I recall and I might be wrong that the hi-Level Cars are shorter the the SL. It not by much but enough that it floors do not match. If that is true the not want them in the middle of a train due to the liability issues. Did Amtrak have some years ago have trans-coaches or dorm coaches which were HL? Is the HF using Hi-level cars or SL cars? I thought it started with HI-Level cars? What is it current Consist?
They are slightly shorter, but the diaphragms meet up- they were designed to since the beginning and made to when the HLs were converted to HEP. Budd built them. You refurbish them right, they'll give another 30-40 years of service. I hope Kansas has the intelligence far to few states do and rebuild old equipment for running them.
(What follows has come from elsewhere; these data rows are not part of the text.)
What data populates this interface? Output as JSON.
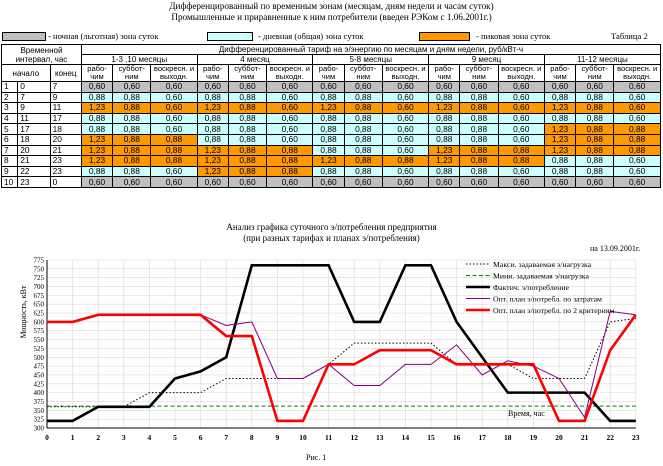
{
  "header": {
    "title1": "Дифференцированный по временным зонам (месяцам, дням недели и часам суток)",
    "title2": "Промышленные и приравненные к ним потребители (введен РЭКом с 1.06.2001г.)",
    "table_no": "Таблица 2"
  },
  "legend": {
    "night": "- ночная (льготная) зона суток",
    "day": "- дневная (общая) зона суток",
    "peak": "- пиковая зона суток",
    "colors": {
      "night": "#c0c0c0",
      "day": "#ccffff",
      "peak": "#ff9900"
    }
  },
  "table": {
    "h_interval": "Временной интервал, час",
    "h_tariff": "Дифференцированный тариф на э/энергию по месяцам и дням недели, руб/кВт-ч",
    "h_start": "начало",
    "h_end": "конец",
    "month_groups": [
      "1-3 ,10 месяцы",
      "4 месяц",
      "5-8 месяцы",
      "9 месяц",
      "11-12 месяцы"
    ],
    "day_types": [
      "рабо-чим",
      "суббот-ним",
      "воскресн. и выходн."
    ],
    "rows": [
      {
        "n": "1",
        "s": "0",
        "e": "7",
        "cells": [
          [
            "0,60",
            "n"
          ],
          [
            "0,60",
            "n"
          ],
          [
            "0,60",
            "n"
          ],
          [
            "0,60",
            "n"
          ],
          [
            "0,60",
            "n"
          ],
          [
            "0,60",
            "n"
          ],
          [
            "0,60",
            "n"
          ],
          [
            "0,60",
            "n"
          ],
          [
            "0,60",
            "n"
          ],
          [
            "0,60",
            "n"
          ],
          [
            "0,60",
            "n"
          ],
          [
            "0,60",
            "n"
          ],
          [
            "0,60",
            "n"
          ],
          [
            "0,60",
            "n"
          ],
          [
            "0,60",
            "n"
          ]
        ]
      },
      {
        "n": "2",
        "s": "7",
        "e": "9",
        "cells": [
          [
            "0,88",
            "d"
          ],
          [
            "0,88",
            "d"
          ],
          [
            "0,60",
            "d"
          ],
          [
            "0,88",
            "d"
          ],
          [
            "0,88",
            "d"
          ],
          [
            "0,60",
            "d"
          ],
          [
            "0,88",
            "d"
          ],
          [
            "0,88",
            "d"
          ],
          [
            "0,60",
            "d"
          ],
          [
            "0,88",
            "d"
          ],
          [
            "0,88",
            "d"
          ],
          [
            "0,60",
            "d"
          ],
          [
            "0,88",
            "d"
          ],
          [
            "0,88",
            "d"
          ],
          [
            "0,60",
            "d"
          ]
        ]
      },
      {
        "n": "3",
        "s": "9",
        "e": "11",
        "cells": [
          [
            "1,23",
            "p"
          ],
          [
            "0,88",
            "p"
          ],
          [
            "0,60",
            "p"
          ],
          [
            "1,23",
            "p"
          ],
          [
            "0,88",
            "p"
          ],
          [
            "0,60",
            "p"
          ],
          [
            "1,23",
            "p"
          ],
          [
            "0,88",
            "p"
          ],
          [
            "0,60",
            "p"
          ],
          [
            "1,23",
            "p"
          ],
          [
            "0,88",
            "p"
          ],
          [
            "0,60",
            "p"
          ],
          [
            "1,23",
            "p"
          ],
          [
            "0,88",
            "p"
          ],
          [
            "0,60",
            "p"
          ]
        ]
      },
      {
        "n": "4",
        "s": "11",
        "e": "17",
        "cells": [
          [
            "0,88",
            "d"
          ],
          [
            "0,88",
            "d"
          ],
          [
            "0,60",
            "d"
          ],
          [
            "0,88",
            "d"
          ],
          [
            "0,88",
            "d"
          ],
          [
            "0,60",
            "d"
          ],
          [
            "0,88",
            "d"
          ],
          [
            "0,88",
            "d"
          ],
          [
            "0,60",
            "d"
          ],
          [
            "0,88",
            "d"
          ],
          [
            "0,88",
            "d"
          ],
          [
            "0,60",
            "d"
          ],
          [
            "0,88",
            "d"
          ],
          [
            "0,88",
            "d"
          ],
          [
            "0,60",
            "d"
          ]
        ]
      },
      {
        "n": "5",
        "s": "17",
        "e": "18",
        "cells": [
          [
            "0,88",
            "d"
          ],
          [
            "0,88",
            "d"
          ],
          [
            "0,60",
            "d"
          ],
          [
            "0,88",
            "d"
          ],
          [
            "0,88",
            "d"
          ],
          [
            "0,60",
            "d"
          ],
          [
            "0,88",
            "d"
          ],
          [
            "0,88",
            "d"
          ],
          [
            "0,60",
            "d"
          ],
          [
            "0,88",
            "d"
          ],
          [
            "0,88",
            "d"
          ],
          [
            "0,60",
            "d"
          ],
          [
            "1,23",
            "p"
          ],
          [
            "0,88",
            "p"
          ],
          [
            "0,88",
            "p"
          ]
        ]
      },
      {
        "n": "6",
        "s": "18",
        "e": "20",
        "cells": [
          [
            "1,23",
            "p"
          ],
          [
            "0,88",
            "p"
          ],
          [
            "0,88",
            "p"
          ],
          [
            "0,88",
            "d"
          ],
          [
            "0,88",
            "d"
          ],
          [
            "0,60",
            "d"
          ],
          [
            "0,88",
            "d"
          ],
          [
            "0,88",
            "d"
          ],
          [
            "0,60",
            "d"
          ],
          [
            "0,88",
            "d"
          ],
          [
            "0,88",
            "d"
          ],
          [
            "0,60",
            "d"
          ],
          [
            "1,23",
            "p"
          ],
          [
            "0,88",
            "p"
          ],
          [
            "0,88",
            "p"
          ]
        ]
      },
      {
        "n": "7",
        "s": "20",
        "e": "21",
        "cells": [
          [
            "1,23",
            "p"
          ],
          [
            "0,88",
            "p"
          ],
          [
            "0,88",
            "p"
          ],
          [
            "1,23",
            "p"
          ],
          [
            "0,88",
            "p"
          ],
          [
            "0,88",
            "p"
          ],
          [
            "0,88",
            "d"
          ],
          [
            "0,88",
            "d"
          ],
          [
            "0,60",
            "d"
          ],
          [
            "1,23",
            "p"
          ],
          [
            "0,88",
            "p"
          ],
          [
            "0,88",
            "p"
          ],
          [
            "1,23",
            "p"
          ],
          [
            "0,88",
            "p"
          ],
          [
            "0,88",
            "p"
          ]
        ]
      },
      {
        "n": "8",
        "s": "21",
        "e": "23",
        "cells": [
          [
            "1,23",
            "p"
          ],
          [
            "0,88",
            "p"
          ],
          [
            "0,88",
            "p"
          ],
          [
            "1,23",
            "p"
          ],
          [
            "0,88",
            "p"
          ],
          [
            "0,88",
            "p"
          ],
          [
            "1,23",
            "p"
          ],
          [
            "0,88",
            "p"
          ],
          [
            "0,88",
            "p"
          ],
          [
            "1,23",
            "p"
          ],
          [
            "0,88",
            "p"
          ],
          [
            "0,88",
            "p"
          ],
          [
            "0,88",
            "d"
          ],
          [
            "0,88",
            "d"
          ],
          [
            "0,60",
            "d"
          ]
        ]
      },
      {
        "n": "9",
        "s": "22",
        "e": "23",
        "cells": [
          [
            "0,88",
            "d"
          ],
          [
            "0,88",
            "d"
          ],
          [
            "0,60",
            "d"
          ],
          [
            "1,23",
            "p"
          ],
          [
            "0,88",
            "p"
          ],
          [
            "0,88",
            "p"
          ],
          [
            "0,88",
            "d"
          ],
          [
            "0,88",
            "d"
          ],
          [
            "0,60",
            "d"
          ],
          [
            "0,88",
            "d"
          ],
          [
            "0,88",
            "d"
          ],
          [
            "0,60",
            "d"
          ],
          [
            "0,88",
            "d"
          ],
          [
            "0,88",
            "d"
          ],
          [
            "0,60",
            "d"
          ]
        ]
      },
      {
        "n": "10",
        "s": "23",
        "e": "0",
        "cells": [
          [
            "0,60",
            "n"
          ],
          [
            "0,60",
            "n"
          ],
          [
            "0,60",
            "n"
          ],
          [
            "0,60",
            "n"
          ],
          [
            "0,60",
            "n"
          ],
          [
            "0,60",
            "n"
          ],
          [
            "0,60",
            "n"
          ],
          [
            "0,60",
            "n"
          ],
          [
            "0,60",
            "n"
          ],
          [
            "0,60",
            "n"
          ],
          [
            "0,60",
            "n"
          ],
          [
            "0,60",
            "n"
          ],
          [
            "0,60",
            "n"
          ],
          [
            "0,60",
            "n"
          ],
          [
            "0,60",
            "n"
          ]
        ]
      }
    ]
  },
  "chart_title1": "Анализ графика суточного э/потребления предприятия",
  "chart_title2": "(при разных тарифах и планах э/потребления)",
  "chart_date": "на 13.09.2001г.",
  "figure_caption": "Рис. 1",
  "chart_data": {
    "type": "line",
    "title": "Анализ графика суточного э/потребления предприятия",
    "xlabel": "Время, час",
    "ylabel": "Мощность, кВт",
    "x": [
      "0",
      "1",
      "2",
      "3",
      "4",
      "5",
      "6",
      "7",
      "8",
      "9",
      "10",
      "11",
      "12",
      "13",
      "14",
      "15",
      "16",
      "17",
      "18",
      "19",
      "20",
      "21",
      "22",
      "23"
    ],
    "ylim": [
      300,
      775
    ],
    "yticks": [
      "300",
      "325",
      "350",
      "375",
      "400",
      "425",
      "450",
      "475",
      "500",
      "525",
      "550",
      "575",
      "600",
      "625",
      "650",
      "675",
      "700",
      "725",
      "750",
      "775"
    ],
    "series": [
      {
        "name": "Макси. задаваемая э/нагрузка",
        "color": "#000000",
        "style": "dotted",
        "width": 1,
        "values": [
          360,
          360,
          360,
          360,
          400,
          400,
          400,
          440,
          440,
          440,
          440,
          480,
          540,
          540,
          540,
          540,
          480,
          480,
          480,
          440,
          440,
          440,
          600,
          610
        ]
      },
      {
        "name": "Мини. задаваемая э/нагрузка",
        "color": "#008000",
        "style": "dashed",
        "width": 1,
        "values": [
          362,
          362,
          362,
          362,
          362,
          362,
          362,
          362,
          362,
          362,
          362,
          362,
          362,
          362,
          362,
          362,
          362,
          362,
          362,
          362,
          362,
          362,
          362,
          362
        ]
      },
      {
        "name": "Фактич. э/потребление",
        "color": "#000000",
        "style": "solid",
        "width": 2.6,
        "values": [
          320,
          320,
          360,
          360,
          360,
          440,
          460,
          500,
          760,
          760,
          760,
          760,
          600,
          600,
          760,
          760,
          600,
          500,
          400,
          400,
          400,
          400,
          320,
          320
        ]
      },
      {
        "name": "Опт. план э/потребл. по затратам",
        "color": "#800080",
        "style": "solid",
        "width": 1,
        "values": [
          600,
          600,
          620,
          620,
          620,
          620,
          620,
          590,
          600,
          440,
          440,
          480,
          420,
          420,
          480,
          480,
          535,
          450,
          490,
          475,
          440,
          330,
          630,
          620
        ]
      },
      {
        "name": "Опт. план э/потребл. по 2 критериям",
        "color": "#ff0000",
        "style": "solid",
        "width": 2.6,
        "values": [
          600,
          600,
          620,
          620,
          620,
          620,
          620,
          560,
          560,
          320,
          320,
          480,
          480,
          520,
          520,
          520,
          480,
          480,
          480,
          480,
          320,
          320,
          520,
          620
        ]
      }
    ],
    "legend_position": "top-right"
  }
}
Too many states waste their money buying all-new equipment. You need all-new equipment for certain kinds of service, I admit it. With NJTs 400k daily riders, stops every five minutes, and intentions of 125mph service, not to mention the fact that they run something like 400 trains- more than Amtrak - a day, they need new equipment. They need a lot of equipment- a lot more than you can find on the used market - and it needs to be fully compatible for their needs.
But on the other hand, take Wisconsin. What is the Hiawatha going to actually do? What do they need? Crikey, they are running for an hour and a bloody half. You don't need a few new Talgo sets for that. You don't even need Horizons. Buy themselves 2 dozen retiring Comets or convert some Silverliners to trailer service. Lease some old F40s- or buy NJTs soon to be retired GP40s. Buy 4 of them. Make sure that 4 of the comets are cab-cars. Not only can you run the Hiawatha more adequately and buy your own equipment, but with that service they can comfortably double the number of trains they run. For half the price of those two new Talgos. Less than half.
Heck, OMR has 4 ex-Metra Budd Gallery cab cars for $180k each, and 25 trailers for $140k each, all of which are roadable and Amtrak HEP compatible. And I think the going rate for an overhauled F40 is $500k.
So for $6.22 million they'd have 4 trainsets of 7 cars each, complete with engines, and a spare car, with a capacity of 1050 passengers a set. You could outfit the cars to American Orient Express levels for the $40 million they've just saved. Or outfit them with Horizon-level accomodations for well under $20 million and spend the other $20 million on paying the operating expenses of doubling service frequency for many years.